- At four state universities in Maryland, bonuses for coaches will be on the line
- They'll lose their bonuses if fewer than half of their team players are on track to graduate
- Board of regents member: "Oversight is the name of the game"
Coaches at state universities in Maryland have a new financial incentive to make sure their players perform in the classroom as well as on the field
On Friday, the board of regents for the University System of Maryland voted to withhold bonuses from Division One coaches if fewer than half of their team players are on track to graduate.
It does not apply to coaches who already have contracts.
"The concept is that based upon that current year, if the team fails academically, they can't get their bonus," says board member Tom McMillen, a former basketball player and former U.S. representative.
He's been pushing for this since 2013, when he reviewed about 50 collegiate coaching contracts and found that only one, the University of Connecticut, tied academics to bonuses.

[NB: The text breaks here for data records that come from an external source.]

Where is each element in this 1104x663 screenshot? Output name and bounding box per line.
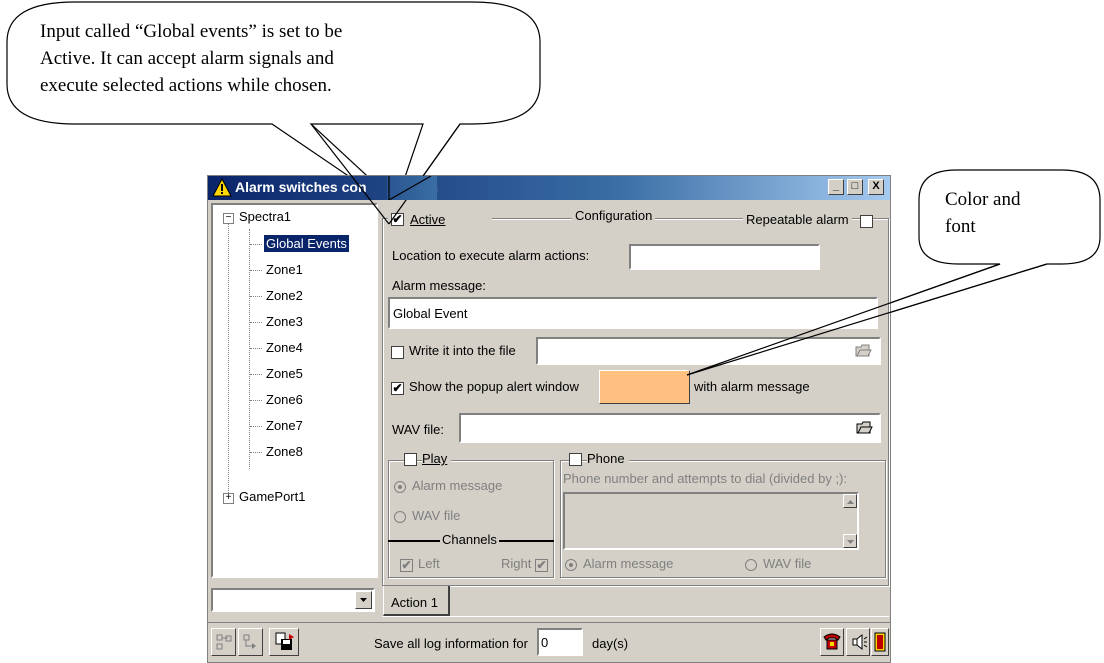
sound-button[interactable]	[846, 628, 870, 656]
tree-item-zone4[interactable]: Zone4	[266, 340, 303, 355]
maximize-button[interactable]: □	[847, 179, 863, 195]
left-channel-label[interactable]: Left	[418, 556, 440, 571]
wav-file-label: WAV file:	[392, 422, 445, 437]
callout-right-text: Color and font	[945, 186, 1020, 240]
active-row[interactable]: ✔ Active	[388, 210, 492, 228]
phone-icon	[823, 633, 841, 650]
tree-item-spectra1[interactable]: Spectra1	[239, 209, 291, 224]
callout-top-line: execute selected actions while chosen.	[40, 75, 332, 96]
speaker-icon	[852, 633, 868, 651]
phone-label[interactable]: Phone	[587, 451, 629, 466]
tree-view[interactable]: − Spectra1 Global Events Zone1 Zone2 Zon…	[211, 203, 378, 578]
write-file-input[interactable]	[536, 337, 881, 365]
scroll-up-icon	[847, 500, 854, 504]
scroll-down-button[interactable]	[843, 534, 857, 548]
callout-top-line: Active. It can accept alarm signals and	[40, 48, 334, 69]
tree-collapse-icon	[216, 634, 232, 650]
days-input[interactable]: 0	[537, 628, 583, 656]
play-alarm-message-label[interactable]: Alarm message	[412, 478, 502, 493]
play-wav-file-radio[interactable]	[394, 511, 406, 523]
phone-alarm-message-radio[interactable]	[565, 559, 577, 571]
tree-item-zone5[interactable]: Zone5	[266, 366, 303, 381]
callout-right-line: Color and	[945, 189, 1021, 210]
save-log-prefix: Save all log information for	[374, 636, 528, 651]
tree-expander-minus[interactable]: −	[223, 213, 234, 224]
alarm-config-window: Alarm switches conation _ □ X − Spectra1…	[207, 175, 891, 663]
with-alarm-message-label: with alarm message	[694, 379, 810, 394]
callout-top-line: Input called “Global events” is set to b…	[40, 21, 343, 42]
play-alarm-message-radio[interactable]	[394, 481, 406, 493]
tree-item-gameport1[interactable]: GamePort1	[239, 489, 305, 504]
phone-dial-button[interactable]	[820, 628, 844, 656]
days-suffix: day(s)	[592, 636, 629, 651]
phone-alarm-message-label[interactable]: Alarm message	[583, 556, 673, 571]
phone-wav-file-radio[interactable]	[745, 559, 757, 571]
wav-file-input[interactable]	[459, 413, 881, 443]
tree-item-zone6[interactable]: Zone6	[266, 392, 303, 407]
location-input[interactable]	[629, 244, 820, 270]
show-popup-checkbox[interactable]: ✔	[391, 382, 404, 395]
tab-action-1[interactable]: Action 1	[383, 586, 450, 616]
right-channel-label[interactable]: Right	[501, 556, 531, 571]
close-button[interactable]: X	[868, 179, 884, 195]
folder-open-icon[interactable]	[855, 419, 873, 437]
chevron-down-icon	[360, 598, 367, 602]
warning-icon	[212, 178, 232, 197]
write-file-label[interactable]: Write it into the file	[409, 343, 516, 358]
phone-numbers-textarea[interactable]	[563, 492, 859, 550]
callout-top-text: Input called “Global events” is set to b…	[40, 18, 342, 99]
tab-action-1-label[interactable]: Action 1	[391, 595, 438, 610]
minimize-button[interactable]: _	[828, 179, 844, 195]
tree-item-global-events[interactable]: Global Events	[263, 234, 350, 253]
channels-label: Channels	[440, 532, 499, 547]
tree-item-zone7[interactable]: Zone7	[266, 418, 303, 433]
tree-item-zone8[interactable]: Zone8	[266, 444, 303, 459]
alarm-message-label: Alarm message:	[392, 278, 486, 293]
phone-wav-file-label[interactable]: WAV file	[763, 556, 811, 571]
active-label[interactable]: Active	[410, 212, 445, 227]
tree-item-zone1[interactable]: Zone1	[266, 262, 303, 277]
location-label: Location to execute alarm actions:	[392, 248, 590, 263]
callout-title-gap-bar	[387, 176, 437, 200]
exit-button[interactable]	[871, 628, 889, 656]
scroll-up-button[interactable]	[843, 494, 857, 508]
tree-expand-button[interactable]	[238, 628, 263, 656]
tree-item-zone2[interactable]: Zone2	[266, 288, 303, 303]
tree-item-zone3[interactable]: Zone3	[266, 314, 303, 329]
active-checkbox[interactable]: ✔	[391, 213, 404, 226]
popup-color-button[interactable]	[599, 370, 690, 404]
textarea-scrollbar[interactable]	[843, 494, 857, 548]
right-channel-checkbox[interactable]: ✔	[535, 559, 548, 572]
folder-open-icon[interactable]	[854, 342, 872, 360]
tree-expand-icon	[243, 634, 256, 649]
save-export-icon	[275, 632, 294, 650]
play-checkbox[interactable]	[404, 453, 417, 466]
title-bar[interactable]: Alarm switches conation _ □ X	[208, 176, 890, 200]
days-value: 0	[541, 635, 549, 650]
tree-expander-plus[interactable]: +	[223, 493, 234, 504]
configuration-title: Configuration	[572, 208, 656, 223]
play-label[interactable]: Play	[422, 451, 452, 466]
callout-right-line: font	[945, 216, 976, 237]
combo-dropdown-button[interactable]	[355, 591, 372, 609]
save-export-button[interactable]	[269, 628, 299, 656]
phone-numbers-label: Phone number and attempts to dial (divid…	[563, 471, 847, 486]
repeatable-alarm-checkbox[interactable]	[860, 215, 873, 228]
left-channel-checkbox[interactable]: ✔	[400, 559, 413, 572]
exit-door-icon	[874, 632, 886, 652]
repeatable-alarm-label[interactable]: Repeatable alarm	[743, 212, 852, 227]
show-popup-label[interactable]: Show the popup alert window	[409, 379, 579, 394]
tree-collapse-button[interactable]	[211, 628, 236, 656]
alarm-message-input[interactable]: Global Event	[388, 297, 878, 329]
alarm-message-value: Global Event	[393, 306, 468, 321]
play-wav-file-label[interactable]: WAV file	[412, 508, 460, 523]
write-file-checkbox[interactable]	[391, 346, 404, 359]
phone-checkbox[interactable]	[569, 453, 582, 466]
device-combo[interactable]	[211, 588, 375, 612]
window-title-visible: Alarm switches con	[235, 179, 367, 195]
scroll-down-icon	[847, 540, 854, 544]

UConn had just emerged from an NCAA post-season ban because so few athletes were on track to graduate. But McMillen said the school dropped the provision when then-basketball head coach Jim Calhoun was replaced by Kevin Ollie. CNN couldn't reach UConn for comment.
"We felt this would make sense to adopt systemwide," McMillen said. "It was really sort of based on the Connecticut concept. We're not aware of any other system or group of schools that do it."
Four state universities within the Maryland system will be affected: The University of Maryland in College Park, Towson University in Baltimore, Coppin State University in Baltimore and the University of Maryland-Baltimore County.
McMillen said the Athletic Department uses an NCAA point system called the APR -- for Academic Progress Rate -- to track each athlete's progress toward graduation. If that number falls below 50% for the team, the NCAA punishes a school with a post-season ban.
Maryland will use that same system to withhold coaches' bonuses.
"The schools keep their own APR -- the school knows what the APRs are. They can forecast it even before the season is over. They know based on kids' grades," McMillen said.
McMillen said he hopes it will force coaches to think before recruiting "one-and-done" basketball players who often bring a year of success to a team and then leave for the draft. One-and-done players can hurt the APR score.
He also says this additional oversight is important in light of the revelations at the University of North Carolina, where it was revealed last week that rampant academic fraud existed for nearly 20 years.
"The lesson from North Carolina ... it's very troublesome that they would not know what's going on," McMillen said.
"All these coaches and (athletic directors) to not know what's going on is pretty surprising. ... So much lack of oversight. Maryland is saying, wait a minute, there's going to be a lot of oversight here. Oversight is the name of the game."